A counterpoise trebuchet is basically a big lever mounted on a frame. The shorter end supports the counterweight. The longer arm sports a rope sling on the end that is timed to deploy at just the right moment to maximize mechanical advantage.

Traditional trebuchets were most commonly constructed outside of a fortified town. In fact, once erected, the azimuth of fire was fixed. Adjusting the sling length, counterweight, mass of the projectile, and geometry of the release hook could fine-tune the range.

Ancient sieges were most typically tedious, drawn-out affairs. The attacking army would encamp around a castle or city and then build the siege engines as necessary. The machines were then dismantled or burned once the operation was complete.

Jason and I built several of these machines. The smallest sits on a desktop and throws BBs across the room. One of them is about the size of a toaster oven and chucks marbles. The waist-high version uses bricks for a counterweight and will throw a baseball about a hundred feet. It is shockingly accurate. You can catch a baseball, keep your gloved hand in exactly the same spot, and catch the next ball without moving. The largest of the lot sported a 12-foot throwing arm and a 400-pound counterweight. That monster would fire a 5-pound bag of flour into the next time zone. That particular projectile rendered a lovely white explosion on impact. It would throw a softball even farther.

It takes a special kind of guy to climb into fake Roman armor
he made in his workshop and parade around in public with a
massive DIY medieval siege engine. Specifically, it takes the
really nerdy sort.


It’s tough to be as weird as I am without drawing a crowd. As a result, Jason and I were invited each year by the Ole Miss School of Engineering to kick off their statewide high school trebuchet competition. Teams from across the state build trebs and then come together in the Vaught-Hemingway Football Stadium to see whose machine performs the best. As ours was hugely bigger, we were the warmup act.

In keeping with the gravitas of the moment, my buddy went as a crusader while I was a Roman legionary. My kids and I made my lorica segmentata Roman armor out of roofing flashing as a homeschool project. I have skinny legs. I looked like Big Bird out trolling for SweeTarts on Halloween, but I still just ate it up. I’ve always been cool that way.

And then, after several years of this, it all stopped. One teeny trivial close call, and my buddy and I never got invited back. Honestly, it could have happened to anybody.

The one thing the University of Mississippi reveres beyond all else has got to be the jumbotron. This gigantic monstrosity is about the size of a skyscraper and adorns one complete end of the massive football stadium. It is the holy altar employed during the pagan rituals that are SEC football games. There is literally no telling what that ghastly thing cost.

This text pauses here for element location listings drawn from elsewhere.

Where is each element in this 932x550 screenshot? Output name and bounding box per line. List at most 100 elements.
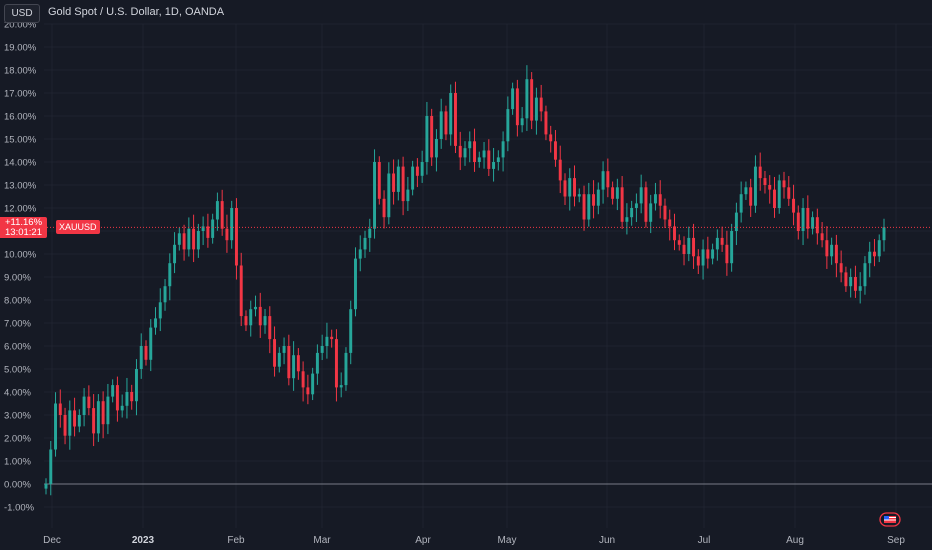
candle xyxy=(258,292,262,338)
candle xyxy=(701,239,705,280)
candle-body xyxy=(649,203,653,222)
candle xyxy=(568,168,572,211)
candle-body xyxy=(811,217,815,229)
candle xyxy=(682,236,686,266)
candle xyxy=(615,178,619,211)
candle-body xyxy=(582,194,586,220)
candle-body xyxy=(258,306,262,326)
candle xyxy=(396,159,400,201)
candle xyxy=(444,105,448,141)
x-tick-label: 2023 xyxy=(132,535,155,546)
candle xyxy=(320,334,324,361)
candle xyxy=(106,383,110,435)
y-axis[interactable]: 20.00% 19.00% 18.00% 17.00% 16.00% 15.00% 14.0… xyxy=(4,20,37,514)
candle-body xyxy=(663,205,667,220)
candle xyxy=(339,372,343,398)
candle-body xyxy=(220,201,224,229)
candle-body xyxy=(473,141,476,162)
flag-icon[interactable] xyxy=(879,512,901,527)
candle-body xyxy=(749,187,753,206)
candle-body xyxy=(211,219,215,238)
candle-body xyxy=(420,162,424,176)
candle-body xyxy=(244,316,248,326)
candle xyxy=(115,376,119,422)
candle-body xyxy=(363,237,367,250)
candle xyxy=(582,185,586,231)
candle xyxy=(515,79,519,137)
candle xyxy=(392,159,396,205)
candle xyxy=(268,306,272,354)
candle-body xyxy=(277,352,281,367)
candle-body xyxy=(820,233,824,241)
candle xyxy=(577,188,581,203)
candle-body xyxy=(425,116,429,162)
candle-body xyxy=(415,166,419,176)
candle-body xyxy=(763,178,767,185)
candle-body xyxy=(792,198,796,213)
candle xyxy=(796,205,800,240)
candle xyxy=(811,211,815,235)
candle xyxy=(77,409,81,433)
candle xyxy=(658,180,662,219)
candle xyxy=(173,232,177,274)
candle xyxy=(858,272,862,304)
candle-body xyxy=(492,162,496,169)
grid-lines xyxy=(44,23,932,528)
candle-body xyxy=(677,240,681,245)
candle-body xyxy=(49,449,53,484)
candle xyxy=(177,227,181,251)
candle xyxy=(430,108,434,166)
candle xyxy=(163,279,167,311)
candle xyxy=(149,319,153,372)
x-tick-label: Mar xyxy=(313,535,331,546)
candle xyxy=(787,176,791,206)
candle xyxy=(382,190,386,229)
candle xyxy=(801,198,805,246)
candle-body xyxy=(849,277,853,287)
candle-body xyxy=(530,79,534,121)
candle xyxy=(525,65,529,131)
candle-body xyxy=(873,251,876,257)
candle xyxy=(206,213,210,248)
candle xyxy=(482,141,486,169)
candle xyxy=(139,333,143,379)
candle-body xyxy=(515,88,519,126)
x-axis[interactable]: Dec 2023 Feb Mar Apr May Jun Jul Aug Sep xyxy=(43,535,905,546)
currency-button[interactable]: USD xyxy=(4,4,40,23)
candle-body xyxy=(196,231,200,250)
chart-header: USD Gold Spot / U.S. Dollar, 1D, OANDA xyxy=(0,0,932,24)
candle xyxy=(534,87,538,135)
candle-body xyxy=(834,244,838,264)
candle-body xyxy=(815,217,819,234)
candle-body xyxy=(634,203,638,208)
candle-body xyxy=(882,227,886,241)
candle-body xyxy=(68,410,72,436)
candle xyxy=(806,195,810,239)
candle-body xyxy=(411,166,415,190)
candle xyxy=(839,250,843,283)
candle xyxy=(168,253,172,301)
candles xyxy=(44,65,886,496)
candle-body xyxy=(130,392,134,402)
candle-body xyxy=(520,118,524,126)
candle xyxy=(758,152,762,191)
candle xyxy=(649,194,653,234)
candle-body xyxy=(587,194,591,220)
candle xyxy=(634,193,638,223)
candle xyxy=(849,268,853,298)
candle-body xyxy=(249,309,253,326)
candle xyxy=(539,84,543,122)
candle-body xyxy=(611,187,615,199)
candle xyxy=(363,230,367,258)
candle xyxy=(877,234,881,263)
candle-body xyxy=(796,212,800,231)
candle xyxy=(715,229,719,261)
candle-body xyxy=(682,244,686,254)
y-tick-label: 0.00% xyxy=(4,480,31,491)
candle-body xyxy=(287,346,291,379)
candle xyxy=(739,181,743,223)
candle xyxy=(406,176,410,211)
candle xyxy=(101,391,105,439)
candle xyxy=(601,161,605,204)
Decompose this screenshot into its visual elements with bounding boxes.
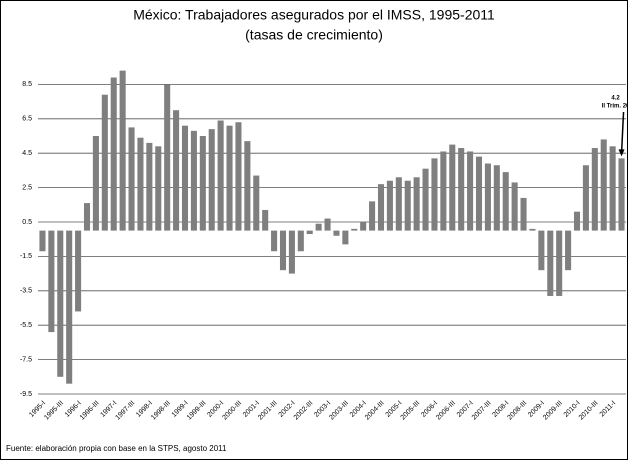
bar (538, 230, 545, 271)
bar (582, 165, 589, 231)
y-tick-label: -7.5 (20, 356, 32, 363)
bar (493, 165, 500, 231)
bar (520, 197, 527, 231)
bar (475, 156, 483, 231)
bar (110, 77, 117, 231)
bar (618, 158, 625, 231)
bar (377, 184, 385, 231)
bar (324, 218, 331, 231)
bar (128, 127, 135, 231)
bar (360, 222, 367, 231)
y-tick-label: -5.5 (20, 322, 32, 329)
bar (190, 130, 197, 231)
bar (57, 230, 64, 377)
bar (395, 177, 402, 231)
bar (181, 125, 189, 231)
bar (413, 177, 420, 231)
bar (502, 172, 509, 231)
bar (164, 84, 171, 231)
bar (333, 230, 340, 236)
bar (235, 122, 242, 231)
bar (529, 228, 536, 231)
bar (217, 120, 224, 231)
bar (591, 148, 598, 231)
bar (386, 180, 393, 231)
bar (369, 201, 376, 231)
bar (422, 168, 429, 231)
bar (297, 230, 304, 252)
annotation-value: 4.2 (611, 96, 620, 102)
source-note: Fuente: elaboración propia con base en l… (6, 444, 227, 453)
bar (600, 139, 607, 231)
bar (315, 223, 322, 231)
bar (155, 146, 162, 231)
bar (431, 158, 438, 231)
bar (458, 148, 465, 231)
bar (511, 182, 518, 231)
y-tick-label: 6.5 (22, 116, 32, 123)
bar (253, 175, 260, 231)
bar (226, 125, 233, 231)
bar (484, 163, 491, 231)
bar (288, 230, 295, 274)
bar (609, 146, 616, 231)
arrow-head (618, 149, 625, 157)
bar (137, 137, 144, 231)
bar (279, 230, 287, 271)
chart-subtitle: (tasas de crecimiento) (245, 27, 383, 43)
bar (173, 110, 180, 231)
bar (547, 230, 554, 296)
bar (351, 228, 358, 231)
bar (306, 230, 313, 235)
annotation-text: II Trim. 20 (602, 104, 628, 110)
bar (271, 230, 278, 252)
annotation-arrow (620, 111, 625, 154)
bar (262, 209, 269, 231)
bar (449, 144, 456, 231)
annotation: 4.2 II Trim. 20 (602, 96, 628, 157)
chart-title: México: Trabajadores asegurados por el I… (133, 7, 495, 23)
bar (342, 230, 349, 245)
y-tick-label: 2.5 (22, 184, 32, 191)
bar (244, 141, 251, 231)
bar (92, 136, 99, 231)
bar (83, 203, 91, 231)
bar (146, 142, 153, 231)
bar (573, 211, 581, 231)
bar (467, 151, 474, 231)
bar (75, 230, 82, 312)
bar (199, 136, 206, 231)
bar (208, 129, 215, 231)
bar (39, 230, 46, 252)
bar (48, 230, 55, 333)
bar (101, 94, 108, 231)
bar (440, 151, 447, 231)
y-tick-label: -3.5 (20, 288, 32, 295)
y-tick-label: -9.5 (20, 391, 32, 398)
y-tick-label: 4.5 (22, 150, 32, 157)
y-tick-label: 8.5 (22, 81, 32, 88)
bar (119, 70, 126, 231)
bar (565, 230, 572, 271)
bar (66, 230, 73, 384)
bar (404, 180, 411, 231)
y-tick-label: 0.5 (22, 219, 32, 226)
bar (556, 230, 563, 296)
y-tick-label: -1.5 (20, 253, 32, 260)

We set up the treb in the end zone, a not-insubstantial undertaking considering its size and mass, and got a couple of hundred little mini nerds all gathered around. Once we got the massive throwing arm cocked and the softball in place in the sling, we got a volunteer to snatch the lanyard. When this thing goes off, you can feel the earth move. Seismographs in Nevada record the event. Everything performed exactly as designed. Our leviathan medieval siege engine launched our softball at, conservatively, 5,000 feet per second … straight at the jumbotron on the far end of the stadium.

The crowd held its collective breath. The administrators in attendance representing the engineering school actually briefly died. And then the softball impacted the cheap seats in the student section, maybe five feet beneath the jumbotron. No harm, no foul …

All involved had a great time, though we were forbidden from firing our big treb a second time. We looked like idiots, and the kids learned some things. Inexplicably, the following year, we just didn’t get the email invitation to come back. It’s likely all just as well. I wasn’t getting any better looking in that DIY Roman legionary getup.